Em “A Gênese”, obra considerada como a mais científica das trinta e duas que Allan Kardec escreveu e publicou, consta como subtítulo: “Os milagres e as predições segundo o Espiritismo”. Grande parte da obra, assim, é vinculada ao personagem que ilustra este ensaio, Jesus de Nazaré, especialmente nos capítulos XIII a XVIII, ou seja, a segunda e a terceira partes do livro. A porção inicial, intitulada “A Gênese segundo o Espiritismo”, versa sobre a Natureza da Revelação Espírita, Deus, a Ciência na gênese e a Uranografia Geral (estudo sobre o Universo), além de perpassar as gêneses orgânica, espiritual e mosaica, num trabalho de fôlego, o mais maduro e consistente de toda a obra kardeciana.

O Jesus de “A Gênese” é o mesmo retratado em “O Livro dos Espíritos” – com ênfase para os trechos já sublinhados neste artigo – e, também, marcadamente, em “O Evangelho segundo o Espiritismo”, onde são alinhados e listados não todos os trechos contidos nos quatro evangelhos canônicos, mas, apenas, os que, a teor da afirmação dada pelo próprio Kardec em sinergia com os textos mediúnicos que estão por toda a obra, constituem a “explicação das máximas morais do Cristo em concordância com o Espiritismo e suas aplicações às diversas circunstâncias da vida”.

Ou seja, espíritas, nós não encontraremos em “O Evangelho segundo o Espiritismo” tudo o que está contido nos evangelhos “bíblicos”, em termos de passagens, feitos, pregações, parábolas e ditos de Jesus, pois foram desconsiderados todos os trechos destes últimos que fossem, apenas, expressões da liturgia cristã e que são o fundamento de afirmação de cânones, mandamentos ou sacramentos, em especial do Catolicismo. Interessa para o Espiritismo aquilo que é, em essência, verdadeiro, e que teria, de fato, acontecido há dois mil anos, distante do mitológico e mítico criado e conservado, culturalmente, séculos após séculos, em cima do personagem “Cristo”, que difere, frontalmente, do Jesus humano, histórico, real e, por extensão, espírita.

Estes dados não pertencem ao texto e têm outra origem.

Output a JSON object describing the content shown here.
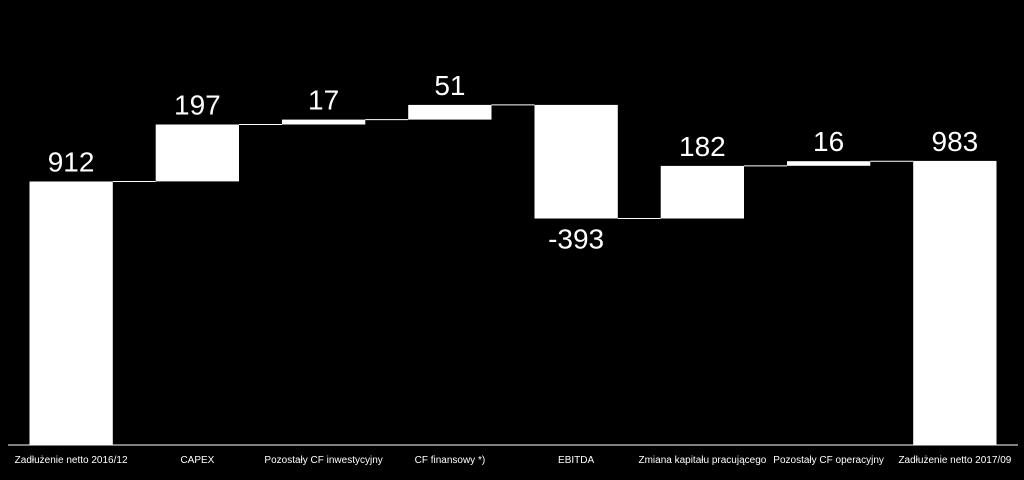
{
  "chart_data": {
    "type": "bar",
    "subtype": "waterfall",
    "categories": [
      "Zadłużenie netto 2016/12",
      "CAPEX",
      "Pozostały CF inwestycyjny",
      "CF finansowy *)",
      "EBITDA",
      "Zmiana kapitału pracującego",
      "Pozostały CF operacyjny",
      "Zadłużenie netto 2017/09"
    ],
    "values": [
      912,
      197,
      17,
      51,
      -393,
      182,
      16,
      983
    ],
    "value_labels": [
      "912",
      "197",
      "17",
      "51",
      "-393",
      "182",
      "16",
      "983"
    ],
    "bar_kinds": [
      "total",
      "delta",
      "delta",
      "delta",
      "delta",
      "delta",
      "delta",
      "total"
    ],
    "ylim": [
      0,
      1450
    ],
    "grid": false,
    "legend": "none",
    "colors": {
      "background": "#000000",
      "bar": "#ffffff",
      "connector": "#ffffff",
      "axis": "#ffffff",
      "text": "#ffffff"
    }
  }
}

É por isso que intitulamos estes escritos como “Jesus, Espírito Espírita”. Espírito, porque é a condição de todos nós, seres inteligentes da criação, considerado, aí, também a circunstância de “sermos deuses”, como o próprio Rabi o afirmou, para nos intuir a realizações futuras, posto que tudo o que ele fez também nós pode(re)mos fazer. Espírita, porque o Espiritismo é uma filosofia atemporal, com o compromisso de manter-se atualizada e compatível com a progressão do mundo, uma referência plena e permanente em termos de explicação das questões que envolvem o binômio espírito-matéria, considerados estes, pela teoria espírita, como dois dos três elementos básicos, ao que se vincula e acresce o primordial, a causa primeira, Deus. Os fundamentos do Espiritismo, sabemos, foram trazidos por Jesus de Nazaré, há dois mil anos, e a própria Introdução de “O Evangelho segundo o Espiritismo” também vincula todo este processo de crescimento e entendimento espiritual ao ponto inicial, situado na Antiguidade, com a doutrina de Sócrates e Platão. Este conjunto se materializa em Jesus e permanece, indefinidamente, como a consagração do “prometido consolo” do Evangelho de João – “eu rogarei ao Pai e ele vos enviará o Consolador” – e permite que conheçamos, a partir dos próximos artigos que aqui estarão sendo veiculados, a grandeza e a completude do Espírito Superior Jesus de Nazaré, Guia e Modelo para a Humanidade, em todos os seus quadrantes, e consideradas todas as suas afirmações e realizações que são, por isso mesmo, compatíveis com as Leis Espirituais que governam os mundos, e absolutamente vinculadas aos princípios e fundamentos espíritas.

Que possamos, juntos, descortinar a personalidade deste que foi e é um dos Espíritos mais desenvolvidos que já habitaram a Terra. Até a próxima, então!